A redução observada desde janeiro, com 43 casos, passando por fevereiro, com 33, e chegando a março, com 40 ocorrências, reflete uma estratégia baseada em inteligência, integração entre forças de segurança e atuação preventiva, que tem se mostrado ferramentas eficazes tanto na prevenção quanto na repressão ao crime.
É justo, portanto, reconhecer o esforço institucional e os resultados alcançados. Em um país onde a violência ainda impõe desafios estruturais, Santa Catarina se destaca como um território onde viver continua sendo, em grande medida, sinônimo de segurança.
Porém, os dados mostram que 31 municípios ainda registraram homicídios em março. Embora representem uma minoria, são cidades onde a violência é rotina, é medo concreto. Para essas populações, os números positivos do Estado pouco dizem sobre a experiência diária.
Não se trata apenas de reduzir índices gerais, mas de compreender e enfrentar as dinâmicas locais da violência. Cada município com registro de homicídio carrega suas particularidades: disputas territoriais, vulnerabilidades sociais, fragilidade na presença institucional. Ignorar essas diferenças é comprometer a sustentabilidade dos avanços.

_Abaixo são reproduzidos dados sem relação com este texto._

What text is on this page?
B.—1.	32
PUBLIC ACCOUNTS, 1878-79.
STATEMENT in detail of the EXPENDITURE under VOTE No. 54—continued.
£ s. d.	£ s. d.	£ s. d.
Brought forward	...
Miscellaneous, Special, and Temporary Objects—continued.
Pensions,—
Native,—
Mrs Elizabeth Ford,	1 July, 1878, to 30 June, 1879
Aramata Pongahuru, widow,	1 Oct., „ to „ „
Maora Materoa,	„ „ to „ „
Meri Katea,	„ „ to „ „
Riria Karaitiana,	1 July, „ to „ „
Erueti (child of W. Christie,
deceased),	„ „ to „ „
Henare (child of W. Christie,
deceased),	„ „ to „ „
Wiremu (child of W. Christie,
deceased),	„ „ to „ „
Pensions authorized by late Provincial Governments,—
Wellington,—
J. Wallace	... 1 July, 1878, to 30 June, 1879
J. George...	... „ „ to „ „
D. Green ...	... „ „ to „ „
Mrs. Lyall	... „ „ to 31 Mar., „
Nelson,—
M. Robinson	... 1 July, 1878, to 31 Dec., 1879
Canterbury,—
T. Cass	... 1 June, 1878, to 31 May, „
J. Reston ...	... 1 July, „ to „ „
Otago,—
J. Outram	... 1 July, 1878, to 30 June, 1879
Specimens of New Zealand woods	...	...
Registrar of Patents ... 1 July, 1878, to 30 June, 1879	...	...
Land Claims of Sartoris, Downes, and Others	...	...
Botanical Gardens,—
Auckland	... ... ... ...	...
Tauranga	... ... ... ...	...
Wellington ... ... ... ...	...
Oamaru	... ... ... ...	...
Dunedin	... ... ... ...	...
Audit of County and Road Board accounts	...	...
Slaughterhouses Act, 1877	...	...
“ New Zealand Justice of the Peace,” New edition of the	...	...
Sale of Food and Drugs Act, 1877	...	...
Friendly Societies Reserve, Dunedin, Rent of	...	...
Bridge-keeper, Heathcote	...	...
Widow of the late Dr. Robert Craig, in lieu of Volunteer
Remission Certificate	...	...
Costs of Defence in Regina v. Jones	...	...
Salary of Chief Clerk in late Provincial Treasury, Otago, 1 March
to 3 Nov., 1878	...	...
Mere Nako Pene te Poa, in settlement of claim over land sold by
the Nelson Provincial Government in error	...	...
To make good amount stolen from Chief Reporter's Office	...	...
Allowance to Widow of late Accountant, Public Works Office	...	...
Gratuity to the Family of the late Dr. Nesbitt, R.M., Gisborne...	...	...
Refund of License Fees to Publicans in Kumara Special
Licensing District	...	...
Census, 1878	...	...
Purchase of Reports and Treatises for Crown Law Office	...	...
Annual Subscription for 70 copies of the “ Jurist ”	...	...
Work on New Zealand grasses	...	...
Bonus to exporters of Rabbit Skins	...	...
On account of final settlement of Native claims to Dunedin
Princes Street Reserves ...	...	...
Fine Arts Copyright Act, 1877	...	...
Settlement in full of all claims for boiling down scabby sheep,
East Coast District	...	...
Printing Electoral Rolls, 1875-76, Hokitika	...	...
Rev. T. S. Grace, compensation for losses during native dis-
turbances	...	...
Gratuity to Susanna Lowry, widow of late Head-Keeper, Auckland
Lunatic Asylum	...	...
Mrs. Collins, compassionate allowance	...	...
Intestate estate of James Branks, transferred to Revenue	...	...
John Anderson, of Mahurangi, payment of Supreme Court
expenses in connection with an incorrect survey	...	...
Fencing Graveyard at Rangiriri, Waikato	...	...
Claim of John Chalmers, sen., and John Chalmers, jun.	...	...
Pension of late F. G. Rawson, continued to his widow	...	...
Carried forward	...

A política pública que funciona no agregado precisa, agora, chegar com precisão onde ainda falha. Isso significa investir em inteligência territorializada, fortalecer o policiamento de proximidade, ampliar políticas sociais e garantir que o Estado esteja presente antes que o crime se estabeleça.
Manter Santa Catarina como referência em segurança exige mais do que celebrar resultados, exige olhar para os pontos fora da curva como prioridade e não como exceção. Afinal, um Estado só pode ser considerado verdadeiramente seguro quando essa condição alcança todos os seus cidadãos, em todas as suas cidades.